Because Rasner had also studied design, she was very deliberate in planning the look for her bakery: “Since the beginning, I had a very clear vision of what the place would look like, what it would smell like, how it would feel,” she said. NOLA’s dining area spreads out to the backyard and has a distinct romantic feel, mixing new furniture with natural wood pieces and vintage findings imported from American flea markets to create a haven of old-time America in the heart of Tel Aviv. “Some people tell me that the place looks European,” she said with a giggle, “but they only say that because it doesn’t subscribe to the stereotypical America that many Israelis have in their mind.”

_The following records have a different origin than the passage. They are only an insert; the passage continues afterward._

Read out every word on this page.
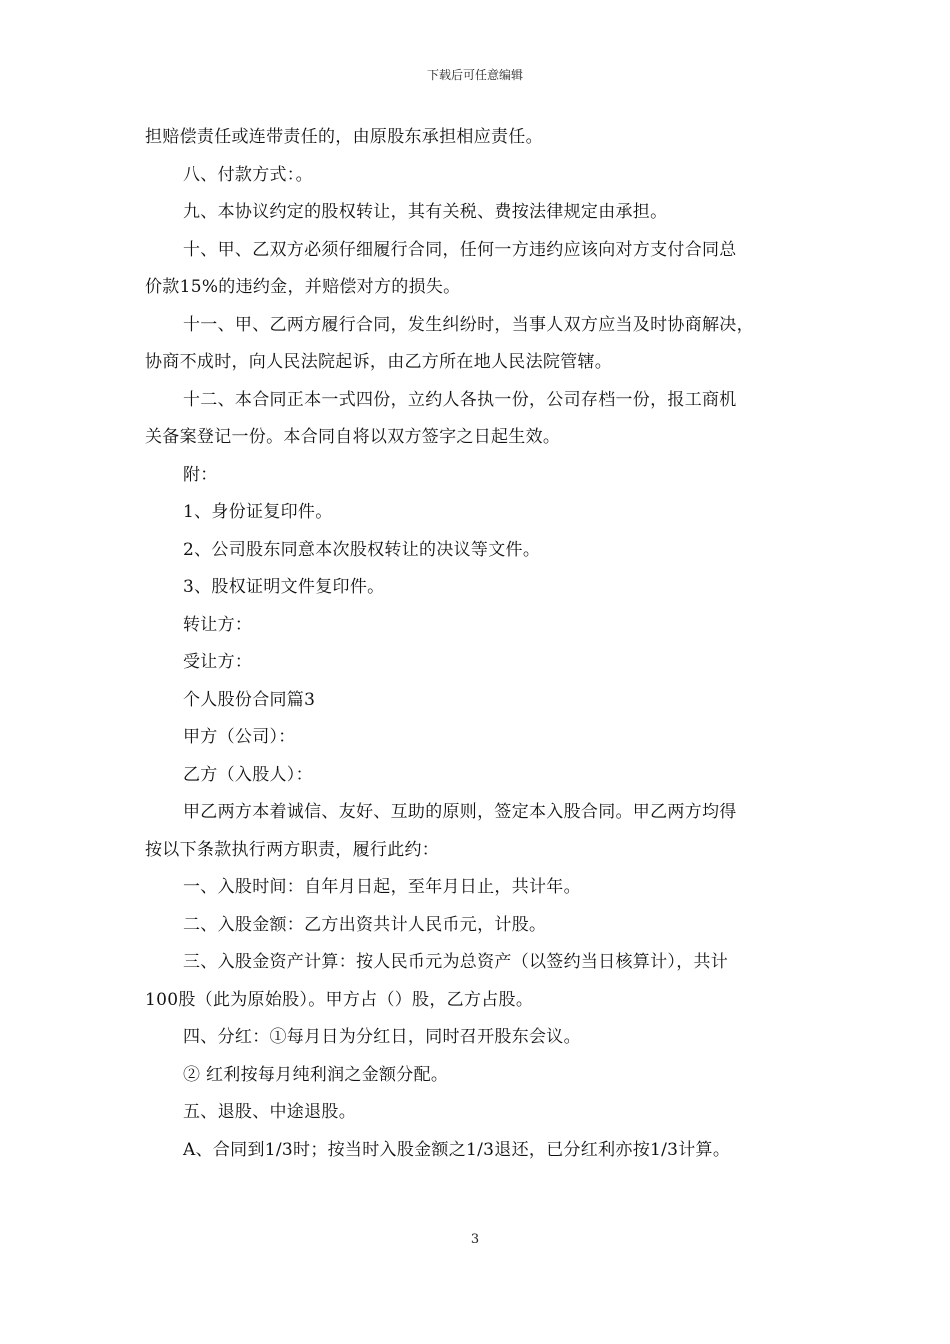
下载后可任意编辑

担赔偿责任或连带责任的，由原股东承担相应责任。

八、付款方式：。

九、本协议约定的股权转让，其有关税、费按法律规定由承担。

十、甲、乙双方必须仔细履行合同，任何一方违约应该向对方支付合同总

价款15%的违约金，并赔偿对方的损失。

十一、甲、乙两方履行合同，发生纠纷时，当事人双方应当及时协商解决，

协商不成时，向人民法院起诉，由乙方所在地人民法院管辖。

十二、本合同正本一式四份，立约人各执一份，公司存档一份，报工商机

关备案登记一份。本合同自将以双方签字之日起生效。

附：

1、身份证复印件。

2、公司股东同意本次股权转让的决议等文件。

3、股权证明文件复印件。

转让方：

受让方：

个人股份合同篇3

甲方（公司）：

乙方（入股人）：

甲乙两方本着诚信、友好、互助的原则，签定本入股合同。甲乙两方均得

按以下条款执行两方职责，履行此约：

一、入股时间：自年月日起，至年月日止，共计年。

二、入股金额：乙方出资共计人民币元，计股。

三、入股金资产计算：按人民币元为总资产（以签约当日核算计），共计

100股（此为原始股）。甲方占（）股，乙方占股。

四、分红：①每月日为分红日，同时召开股东会议。

② 红利按每月纯利润之金额分配。

五、退股、中途退股。

A、合同到1/3时；按当时入股金额之1/3退还，已分红利亦按1/3计算。

3
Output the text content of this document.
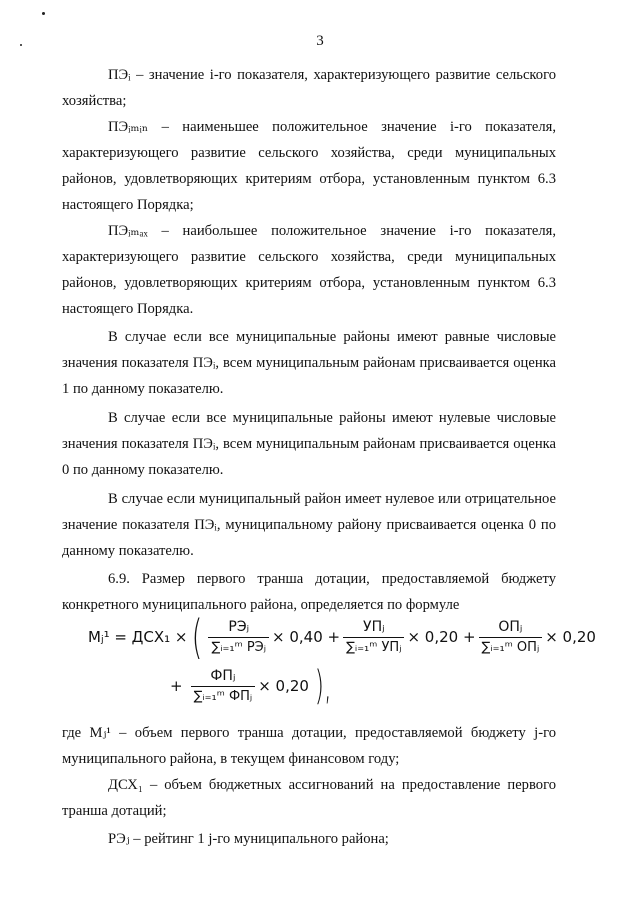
3

ПЭᵢ – значение i-го показателя, характеризующего развитие сельского хозяйства;

ПЭᵢₘᵢₙ – наименьшее положительное значение i-го показателя, характеризующего развитие сельского хозяйства, среди муниципальных районов, удовлетворяющих критериям отбора, установленным пунктом 6.3 настоящего Порядка;

ПЭᵢₘₐₓ – наибольшее положительное значение i-го показателя, характеризующего развитие сельского хозяйства, среди муниципальных районов, удовлетворяющих критериям отбора, установленным пунктом 6.3 настоящего Порядка.

В случае если все муниципальные районы имеют равные числовые значения показателя ПЭᵢ, всем муниципальным районам присваивается оценка 1 по данному показателю.

В случае если все муниципальные районы имеют нулевые числовые значения показателя ПЭᵢ, всем муниципальным районам присваивается оценка 0 по данному показателю.

В случае если муниципальный район имеет нулевое или отрицательное значение показателя ПЭᵢ, муниципальному району присваивается оценка 0 по данному показателю.

6.9. Размер первого транша дотации, предоставляемой бюджету конкретного муниципального района, определяется по формуле

Mⱼ¹ = ДСХ₁ × ( $\frac{\text{РЭⱼ}}{\text{∑ᵢ₌₁ᵐ РЭⱼ}} \times 0,40 + \frac{\text{УПⱼ}}{\text{∑ᵢ₌₁ᵐ УПⱼ}} \times 0,20 + \frac{\text{ОПⱼ}}{\text{∑ᵢ₌₁ᵐ ОПⱼ}} \times 0,20$
+ $\frac{\text{ФПⱼ}}{\text{∑ᵢ₌₁ᵐ ФПⱼ}} \times 0,20$ ),

где Mⱼ¹ – объем первого транша дотации, предоставляемой бюджету j-го муниципального района, в текущем финансовом году;

ДСХ₁ – объем бюджетных ассигнований на предоставление первого транша дотаций;

РЭⱼ – рейтинг 1 j-го муниципального района;
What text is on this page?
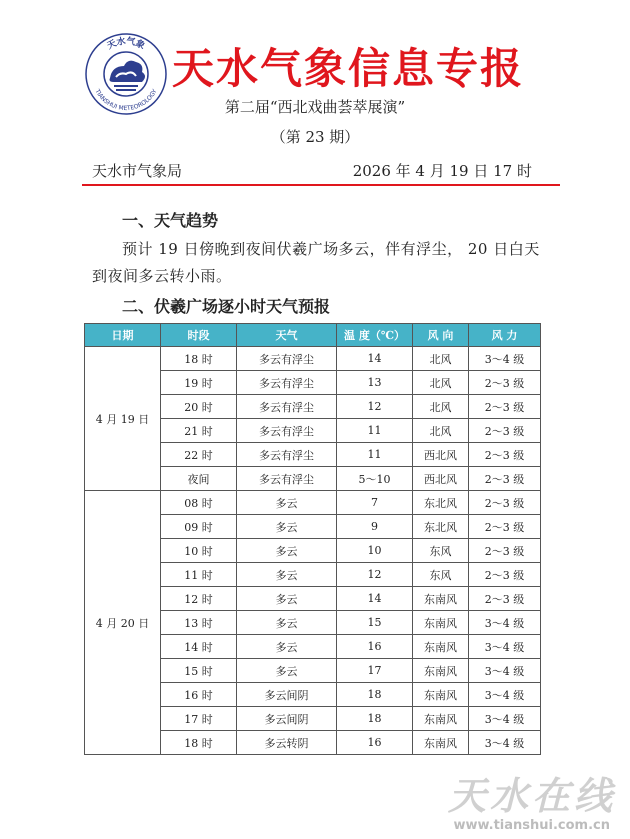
天水气象
TIANSHUI METEOROLOGY 天水气象信息专报
第二届“西北戏曲荟萃展演”
（第 23 期）
天水市气象局	2026 年 4 月 19 日 17 时
一、天气趋势
预计 19 日傍晚到夜间伏羲广场多云，伴有浮尘， 20 日白天到夜间多云转小雨。
二、伏羲广场逐小时天气预报
日期	时段	天气	温 度（℃）	风 向	风 力
4 月 19 日	18 时	多云有浮尘	14	北风	3～4 级
	19 时	多云有浮尘	13	北风	2～3 级
	20 时	多云有浮尘	12	北风	2～3 级
	21 时	多云有浮尘	11	北风	2～3 级
	22 时	多云有浮尘	11	西北风	2～3 级
	夜间	多云有浮尘	5～10	西北风	2～3 级
4 月 20 日	08 时	多云	7	东北风	2～3 级
	09 时	多云	9	东北风	2～3 级
	10 时	多云	10	东风	2～3 级
	11 时	多云	12	东风	2～3 级
	12 时	多云	14	东南风	2～3 级
	13 时	多云	15	东南风	3～4 级
	14 时	多云	16	东南风	3～4 级
	15 时	多云	17	东南风	3～4 级
	16 时	多云间阴	18	东南风	3～4 级
	17 时	多云间阴	18	东南风	3～4 级
	18 时	多云转阴	16	东南风	3～4 级
天水在线
www.tianshui.com.cn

NOLA’s Chocolate Chip Cookies

NOLA’s Chocolate Chip Cookies

2 1/4 cups all-purpose flour
1 teaspoon baking soda
1 teaspoon salt
1 cup (2 sticks) butter, softened
3/4 cup granulated sugar
3/4 cup packed brown sugar
1 teaspoon vanilla extract
2 large eggs
2 cups chocolate chips

Preheat oven to 375° F.

Combine flour, baking soda, and salt in small bowl. Beat butter, granulated sugar, brown sugar, and vanilla extract in large mixer bowl until creamy. Add eggs, one at a time, beating well after each addition. Gradually beat in flour mixture. Stir in morsels and nuts. Drop by rounded tablespoon onto ungreased baking sheets.

Bake for 9 to 11 minutes or until golden brown. Cool on baking sheets for 2 minutes; remove to wire racks to cool completely.

Dana Kessler has written for Maariv, Haaretz, Yediot Aharonot, and other Israeli publications. She is based in Tel Aviv.